Three of the biggest universities in the UK are teaming up to develop a world-class 5G technology test network.
Bristol University, King’s College London, and The University of Surrey will be given £16 million in government funding to keep the UK at the forefront of 5G technology development.
The new 5G test network will be the first part of a four-year programme of investment and collaboration in the UK government’s new 5G Testbeds and Trials programme. One major goal is to deliver an end-to-end 5G trial in early 2018.
In the lead up to that, each university will create a small-scale mobile network that will combine to form a single 5G Hub test network. These individual networks will contain a number of the elements that are expected to be present in commercial 5G networks when they arrive from 2020, such as mobile signal receivers and transmitters and the technology to handle 5G signals.
This ‘5G Hub,’ as The University of Surrey calls it, will become the foundation for a series of related projects such as connected cars and autonomous driving. It’s expected to be ready for expansion to include other organisations from 2018 onwards.

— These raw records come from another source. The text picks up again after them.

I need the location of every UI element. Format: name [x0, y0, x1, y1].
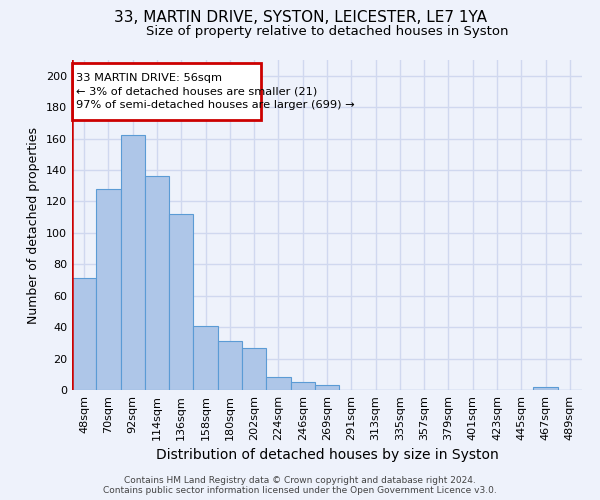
Bar [533, 387, 558, 390]
Bar [266, 378, 290, 390]
Bar [242, 348, 266, 390]
Bar [218, 342, 242, 390]
Bar [145, 176, 169, 390]
Y-axis label: Number of detached properties: Number of detached properties [28, 126, 40, 324]
Text: Contains HM Land Registry data © Crown copyright and database right 2024.
Contai: Contains HM Land Registry data © Crown c… [103, 476, 497, 495]
Bar [290, 382, 315, 390]
Bar [193, 326, 218, 390]
Title: Size of property relative to detached houses in Syston: Size of property relative to detached ho… [146, 25, 508, 38]
Bar [169, 214, 193, 390]
FancyBboxPatch shape [72, 63, 262, 120]
Bar [121, 136, 145, 390]
Bar [315, 386, 339, 390]
Text: 33 MARTIN DRIVE: 56sqm
← 3% of detached houses are smaller (21)
97% of semi-deta: 33 MARTIN DRIVE: 56sqm ← 3% of detached … [76, 73, 354, 110]
X-axis label: Distribution of detached houses by size in Syston: Distribution of detached houses by size … [155, 448, 499, 462]
Bar [72, 278, 96, 390]
Text: 33, MARTIN DRIVE, SYSTON, LEICESTER, LE7 1YA: 33, MARTIN DRIVE, SYSTON, LEICESTER, LE7… [113, 10, 487, 25]
Bar [96, 189, 121, 390]
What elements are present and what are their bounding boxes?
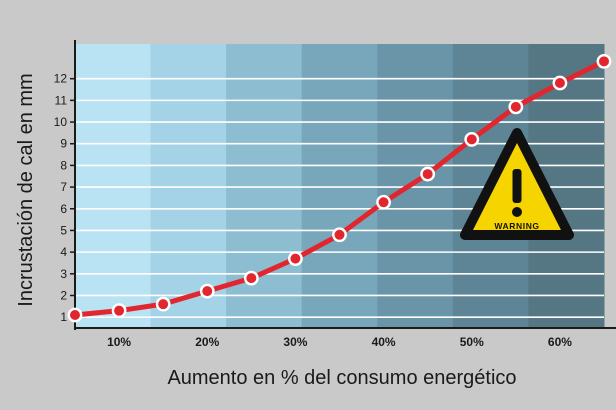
plot-band (301, 44, 378, 328)
warning-sign: WARNING (460, 128, 574, 240)
y-tick-label: 1 (60, 310, 67, 324)
y-tick-label: 6 (60, 202, 67, 216)
y-tick-label: 3 (60, 267, 67, 281)
x-tick-label: 60% (548, 335, 572, 349)
y-tick-label: 12 (54, 72, 68, 86)
y-axis-label: Incrustación de cal en mm (15, 73, 37, 306)
y-tick-label: 4 (60, 245, 67, 259)
axes (74, 40, 616, 330)
data-point (288, 251, 303, 267)
warning-exclamation-bar (512, 169, 522, 203)
y-tick-label: 7 (60, 180, 67, 194)
plot-band (75, 44, 152, 328)
y-tick-label: 8 (60, 158, 67, 172)
plot-band (226, 44, 303, 328)
plot-band (150, 44, 227, 328)
data-point (155, 296, 171, 312)
warning-label: WARNING (494, 221, 539, 231)
data-point (243, 270, 259, 286)
y-tick-label: 2 (60, 288, 67, 302)
data-point (420, 166, 436, 182)
y-tick-label: 9 (60, 137, 67, 151)
x-tick-label: 30% (283, 335, 307, 349)
x-tick-label: 40% (372, 335, 396, 349)
plot-band (377, 44, 454, 328)
data-point (552, 75, 568, 91)
data-point (376, 194, 391, 210)
y-tick-label: 10 (54, 115, 68, 129)
data-point (67, 307, 83, 323)
x-tick-label: 20% (195, 335, 219, 349)
x-tick-label: 50% (460, 335, 484, 349)
warning-exclamation-dot (512, 207, 522, 217)
data-point (508, 99, 524, 115)
x-axis-label: Aumento en % del consumo energético (167, 367, 516, 389)
data-point (596, 53, 612, 69)
data-point (464, 131, 480, 147)
y-tick-label: 11 (55, 93, 68, 107)
y-tick-label: 5 (60, 223, 67, 237)
plot-background-bands (75, 44, 605, 328)
data-point (111, 303, 127, 319)
data-point (332, 227, 347, 243)
x-tick-labels: 10% 20% 30% 40% 50% 60% (107, 335, 572, 349)
data-point (199, 283, 215, 299)
x-tick-label: 10% (107, 335, 131, 349)
data-points (67, 53, 612, 323)
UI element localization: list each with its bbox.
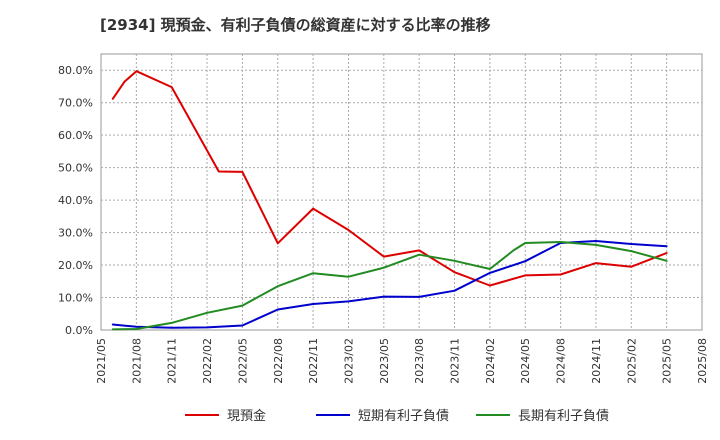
grid-layer: [101, 54, 702, 330]
chart-title: [2934] 現預金、有利子負債の総資産に対する比率の推移: [100, 16, 491, 34]
series-line: [111, 241, 668, 331]
y-tick-label: 50.0%: [58, 162, 93, 175]
x-tick-label: 2021/08: [130, 338, 143, 384]
legend-label: 短期有利子負債: [358, 409, 449, 424]
x-tick-label: 2025/02: [625, 338, 638, 384]
x-tick-label: 2024/11: [590, 338, 603, 384]
x-tick-label: 2021/05: [95, 338, 108, 384]
y-tick-label: 10.0%: [58, 292, 93, 305]
x-tick-label: 2023/02: [342, 338, 355, 384]
y-tick-label: 40.0%: [58, 194, 93, 207]
x-tick-label: 2023/11: [449, 338, 462, 384]
x-tick-label: 2023/05: [378, 338, 391, 384]
x-tick-label: 2025/08: [696, 338, 709, 384]
x-axis: 2021/05 2021/08 2021/11 2022/02 2022/05 2022/…: [95, 338, 709, 384]
series-layer: [111, 70, 668, 331]
x-tick-label: 2022/02: [201, 338, 214, 384]
x-tick-label: 2022/11: [307, 338, 320, 384]
y-tick-label: 30.0%: [58, 227, 93, 240]
y-tick-label: 0.0%: [65, 324, 93, 337]
x-tick-label: 2022/08: [272, 338, 285, 384]
y-axis: 0.0% 10.0% 20.0% 30.0% 40.0% 50.0% 60.0% 70.0% 8…: [58, 64, 93, 337]
y-tick-label: 20.0%: [58, 259, 93, 272]
series-line: [111, 70, 668, 287]
plot-area: [100, 53, 703, 331]
x-tick-label: 2024/05: [519, 338, 532, 384]
y-tick-label: 70.0%: [58, 97, 93, 110]
x-tick-label: 2025/05: [661, 338, 674, 384]
legend: 現預金 短期有利子負債 長期有利子負債: [185, 408, 609, 424]
legend-label: 現預金: [227, 408, 266, 424]
y-tick-label: 60.0%: [58, 129, 93, 142]
x-tick-label: 2021/11: [166, 338, 179, 384]
x-tick-label: 2022/05: [236, 338, 249, 384]
x-tick-label: 2024/02: [484, 338, 497, 384]
x-tick-label: 2023/08: [413, 338, 426, 384]
legend-label: 長期有利子負債: [518, 409, 609, 424]
x-tick-label: 2024/08: [555, 338, 568, 384]
y-tick-label: 80.0%: [58, 64, 93, 77]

The government’s intention in funding this test network is to make sure the UK hits the ground running with 5G, which could be worth £173 billion to the economy.
Minister for Digital Matt Hancock said: "We want to be at the head of the field in 5G. This funding will support the pioneering research needed to ensure we can harness the potential of this technology to spark innovation, create new jobs and boost the economy.
“We know 5G has the potential to bring more reliable, ultrafast mobile connectivity, with quicker reaction times and larger data capabilities, and I’m thrilled to announce King’s College London and the universities of Surrey and Bristol have agreed to collaborate on this project.”